My Hubby
“Tunggu!” seru pria yang turut melebarkan langkahnya saat wanita yang ia kejar mempercepat jalannya.
“Amira Adiba Az-zahra!” jerit Ardan saat Mira semakin cepat meninggalkannya.
Suara tegas itu membuat langkah Mira terhenti, hingga Ardan dapat menyusul dan berdiri di hadapan Mira.
Mira memejamkan mata, tak ingin menatap pria di hadapannya “Mira, aku..”
“Bersikaplah seolah kita tidak saling kenal, aku mohon” pinta Mira sembari menatap pria itu sendu.
"Dan melupakan apa yang terjadi diantara kita?"
"Ya!"
"Aku tidak bisa, Mira" putus Ardan final membuat Mira menghela nafas lelahnya.
"Setelah malam itu, kenapa kamu menghilang?" ucap Ardan mencoba mengingatkan hal yang selalu ingin Mira lupakan.
"Aku tidak pergi, kamu yang pergi, kamu menikah dengan ibu anak itu, keluarga kalian sangat harmonis" setelah mengucapkan itu Mira berlalu pergi saat air matanya akan luruh.
Mira tidak ingin Ardan melihatnya menangis, sudah cukup semua kesedihan yang ia rasakan akibat pria itu.
Ardan mengumpat dalam hati, dengan cepat ia kembali mencekal tangan Mira, "Mira apakah malam itu.. Apakah kamu hamil setelah malam itu?" tanya Ardan setelah menemukan kosakata yang tepat untuk mengutarakan maksudnya.
"Tidak!" Ardan menatap mata Mira lamat-lamat, seolah mencari kebenaran di sana, namun Mira mengalihkan pandangannya.
"Tapi kenapa aku merasa kamu tidak mengatakan yang sejujurnya Mira?" tuduhan itu membuat Mira menatap Ardan dengan sengit.
"Apa urusanmu?
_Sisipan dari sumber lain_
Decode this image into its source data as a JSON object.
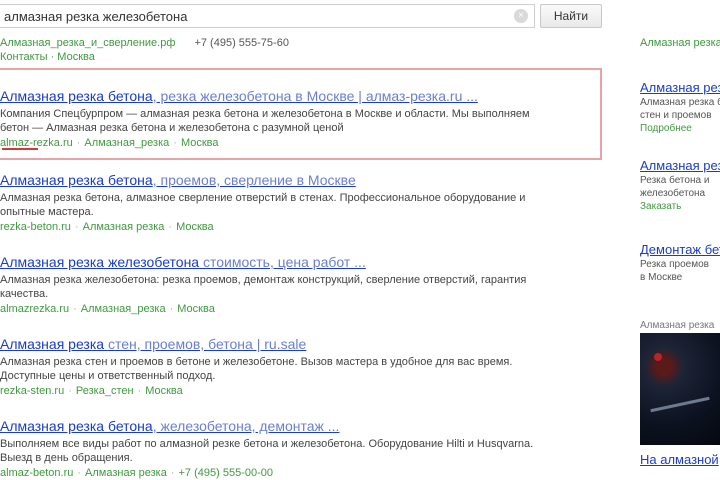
{
  "search": {
    "query": "алмазная резка железобетона",
    "clear_icon": "×",
    "button_label": "Найти"
  },
  "ad_top": {
    "site": "Алмазная_резка_и_сверление.рф",
    "phone": "+7 (495) 555-75-60",
    "sublinks": "Контакты · Москва"
  },
  "results": [
    {
      "title_main": "Алмазная резка бетона",
      "title_light": ", резка железобетона в Москве | алмаз-резка.ru ...",
      "snippet1": "Компания Спецбурпром — алмазная резка бетона и железобетона в Москве и области. Мы выполняем",
      "snippet2": "бетон — Алмазная резка бетона и железобетона с разумной ценой",
      "url": "almaz-rezka.ru",
      "city_label": "Алмазная_резка",
      "region": "Москва"
    },
    {
      "title_main": "Алмазная резка бетона",
      "title_light": ", проемов, сверление в Москве",
      "snippet1": "Алмазная резка бетона, алмазное сверление отверстий в стенах. Профессиональное оборудование и",
      "snippet2": "опытные мастера.",
      "url": "rezka-beton.ru",
      "city_label": "Алмазная резка",
      "region": "Москва"
    },
    {
      "title_main": "Алмазная резка железобетона",
      "title_light": " стоимость, цена работ ...",
      "snippet1": "Алмазная резка железобетона: резка проемов, демонтаж конструкций, сверление отверстий, гарантия",
      "snippet2": "качества.",
      "url": "almazrezka.ru",
      "city_label": "Алмазная_резка",
      "region": "Москва"
    },
    {
      "title_main": "Алмазная резка",
      "title_light": " стен, проемов, бетона | ru.sale",
      "snippet1": "Алмазная резка стен и проемов в бетоне и железобетоне. Вызов мастера в удобное для вас время.",
      "snippet2": "Доступные цены и ответственный подход.",
      "url": "rezka-sten.ru",
      "city_label": "Резка_стен",
      "region": "Москва"
    },
    {
      "title_main": "Алмазная резка бетона",
      "title_light": ", железобетона, демонтаж ...",
      "snippet1": "Выполняем все виды работ по алмазной резке бетона и железобетона. Оборудование Hilti и Husqvarna.",
      "snippet2": "Выезд в день обращения.",
      "url": "almaz-beton.ru",
      "city_label": "Алмазная резка",
      "region": "+7 (495) 555-00-00"
    }
  ],
  "sidebar": {
    "top_text": "Алмазная резка в Москве",
    "ads": [
      {
        "title": "Алмазная резка",
        "snippet1": "Алмазная резка бетона",
        "snippet2": "стен и проемов",
        "link": "Подробнее"
      },
      {
        "title": "Алмазная резка",
        "snippet1": "Резка бетона и",
        "snippet2": "железобетона",
        "link": "Заказать"
      },
      {
        "title": "Демонтаж бетона",
        "snippet1": "Резка проемов",
        "snippet2": "в Москве",
        "link": "Москва"
      }
    ],
    "image_label": "Алмазная резка",
    "caption": "На алмазной"
  }
}
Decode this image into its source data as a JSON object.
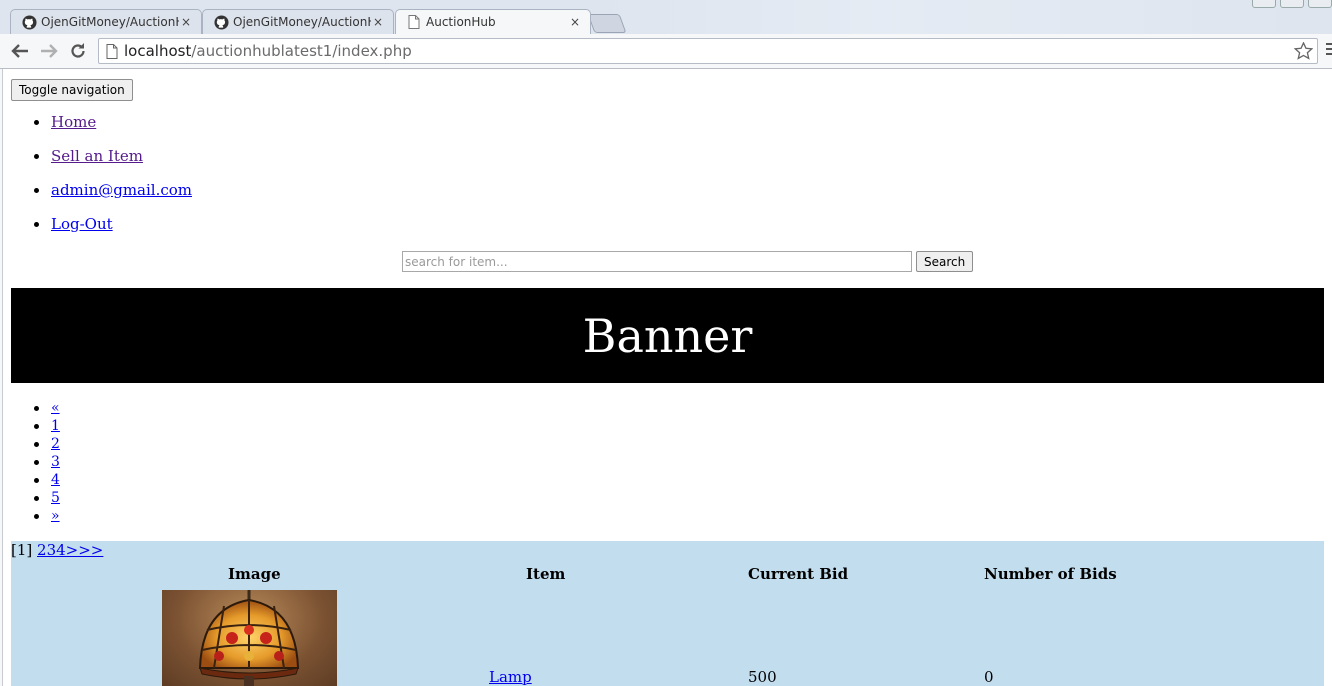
{
  "browser": {
    "tabs": [
      {
        "title": "OjenGitMoney/AuctionHu",
        "icon": "github-icon",
        "active": false
      },
      {
        "title": "OjenGitMoney/AuctionHu",
        "icon": "github-icon",
        "active": false
      },
      {
        "title": "AuctionHub",
        "icon": "page-icon",
        "active": true
      }
    ],
    "close_glyph": "×",
    "url_host": "localhost",
    "url_path": "/auctionhublatest1/index.php"
  },
  "page": {
    "toggle_label": "Toggle navigation",
    "nav_items": [
      "Home",
      "Sell an Item",
      "admin@gmail.com",
      "Log-Out"
    ],
    "search": {
      "placeholder": "search for item...",
      "value": "",
      "button": "Search"
    },
    "banner": "Banner",
    "pager": [
      "«",
      "1",
      "2",
      "3",
      "4",
      "5",
      "»"
    ],
    "listing": {
      "current_page": "[1]",
      "page_links": "234>>>",
      "headers": [
        "Image",
        "Item",
        "Current Bid",
        "Number of Bids"
      ],
      "rows": [
        {
          "image": "lamp",
          "item": "Lamp",
          "current_bid": "500",
          "bids": "0"
        }
      ]
    }
  },
  "colors": {
    "banner_bg": "#000000",
    "listing_bg": "#c2ddee",
    "link": "#0000ee",
    "visited_link": "#551a8b"
  }
}
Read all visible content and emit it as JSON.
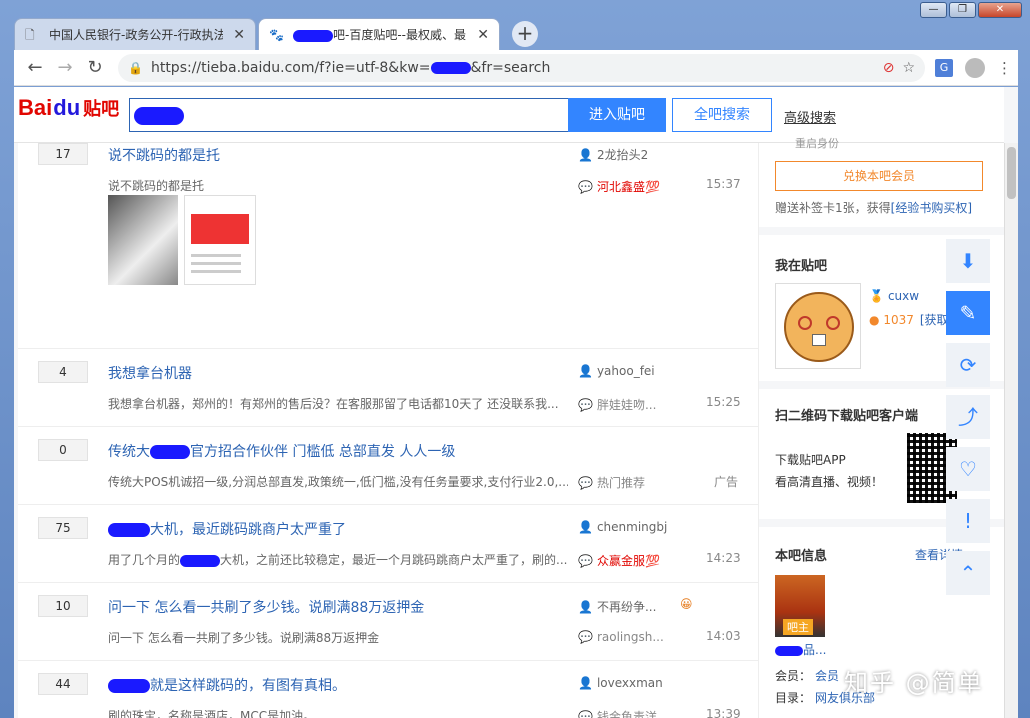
{
  "window": {
    "min": "—",
    "max": "❐",
    "close": "✕"
  },
  "tabs": [
    {
      "title": "中国人民银行-政务公开-行政执法",
      "icon": "document-icon"
    },
    {
      "title": "吧-百度贴吧--最权威、最",
      "icon": "paw-icon"
    }
  ],
  "address": {
    "url": "https://tieba.baidu.com/f?ie=utf-8&kw=",
    "url_tail": "&fr=search"
  },
  "header": {
    "logo_bai": "Bai",
    "logo_du": "du",
    "logo_tieba": "贴吧",
    "enter_button": "进入贴吧",
    "all_search_button": "全吧搜索",
    "advanced_search": "高级搜索"
  },
  "threads": [
    {
      "replies": "17",
      "title": "说不跳码的都是托",
      "abstract": "说不跳码的都是托",
      "author": "2龙抬头2",
      "last_reply": "河北鑫盛💯",
      "time": "15:37"
    },
    {
      "replies": "4",
      "title": "我想拿台机器",
      "abstract": "我想拿台机器，郑州的！有郑州的售后没？在客服那留了电话都10天了 还没联系我...",
      "author": "yahoo_fei",
      "last_reply": "胖娃娃吻...",
      "time": "15:25"
    },
    {
      "replies": "0",
      "title_pre": "传统大",
      "title_post": "官方招合作伙伴 门槛低 总部直发 人人一级",
      "abstract": "传统大POS机诚招一级,分润总部直发,政策统一,低门槛,没有任务量要求,支付行业2.0,...",
      "author": "",
      "last_reply": "热门推荐",
      "time": "广告"
    },
    {
      "replies": "75",
      "title": "大机，最近跳码跳商户太严重了",
      "abstract_pre": "用了几个月的",
      "abstract_post": "大机，之前还比较稳定，最近一个月跳码跳商户太严重了，刷的...",
      "author": "chenmingbj",
      "last_reply": "众赢金服💯",
      "time": "14:23"
    },
    {
      "replies": "10",
      "title": "问一下 怎么看一共刷了多少钱。说刷满88万返押金",
      "abstract": "问一下 怎么看一共刷了多少钱。说刷满88万返押金",
      "author": "不再纷争...",
      "last_reply": "raolingsh...",
      "time": "14:03"
    },
    {
      "replies": "44",
      "title": "就是这样跳码的，有图有真相。",
      "abstract": "刷的珠宝，名称是酒店，MCC是加油。",
      "author": "lovexxman",
      "last_reply": "钱金鱼毒洋",
      "time": "13:39"
    }
  ],
  "sidebar": {
    "upgrade_label": "重启身份",
    "member_button": "兑换本吧会员",
    "note_text": "赠送补签卡1张，获得",
    "note_link": "[经验书购买权]",
    "my_tieba_heading": "我在贴吧",
    "username": "cuxw",
    "coins": "1037",
    "get_link": "[获取]",
    "qr_heading": "扫二维码下载贴吧客户端",
    "qr_line1": "下载贴吧APP",
    "qr_line2": "看高清直播、视频！",
    "info_heading": "本吧信息",
    "view_more": "查看详情",
    "owner_tag": "吧主",
    "owner_name": "品...",
    "member_label": "会员：",
    "member_value": "会员",
    "dir_label": "目录：",
    "dir_value": "网友俱乐部"
  },
  "watermark": "知乎 @简单"
}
Hamil atau tidak itu tidak ada sangkut pautnya denganmu" ucap Mira dengan penuh penekanan.
Ardan mengeratkan rahangnya marah, wajahnya pun memerah, tapi Mira tidak lagi takut dengan semua itu.
Tanpa kata Ardan pergi meninggalkan Mira yang segera masuk ke dalam ruangannya.
Setelah menutup pintu, tubuh Mira merosot jatuh sembari terisak, lalu memeluk kedua lututnya.
‘Kenapa mereka harus bertemu lagi?’ batin Mira bersamaan air mata yang meluncur deras dari pelupuk mata.
Beberapa waktu lalu...
“Buka mulutnya sayang, aaaaaa” Mira tersenyum saat manusia mungil dihadapannya membuka lebar-lebar mulutnya yang entah kenapa masih terlihat kecil di mata Mira.
“Nah pinter, kalau Arkan makannya banyak bisa cepat sembuh loh”
“Iya bu dokter?” tanya Arkan penasaran.
“Iya dong”
Suara pintu yang dibuka kasar membuat keduanya menoleh ke sumber suara.
“Daddyyyyyyyyy”
Keduanya stuck hanya bisa saling tatap tanpa bisa dicegah.
Bahkan Mira dengan tega mengabaikan pasien kecil yang meneriaki namanya saat ia tiba-tiba pergi begitu saja dari ruang rawat itu.
***
“Daddy!” Ardan yang melamun segera sadar dan sedikit menahan tawa saat pipi Arkan sudah kotor dengan bubur, ia salah menyuapi anak mungil itu.
“Sorry” tidak lagi menjawab Arkan melipat kedua tangannya dan membelakangi Ardan, tanda ia marah saat ini.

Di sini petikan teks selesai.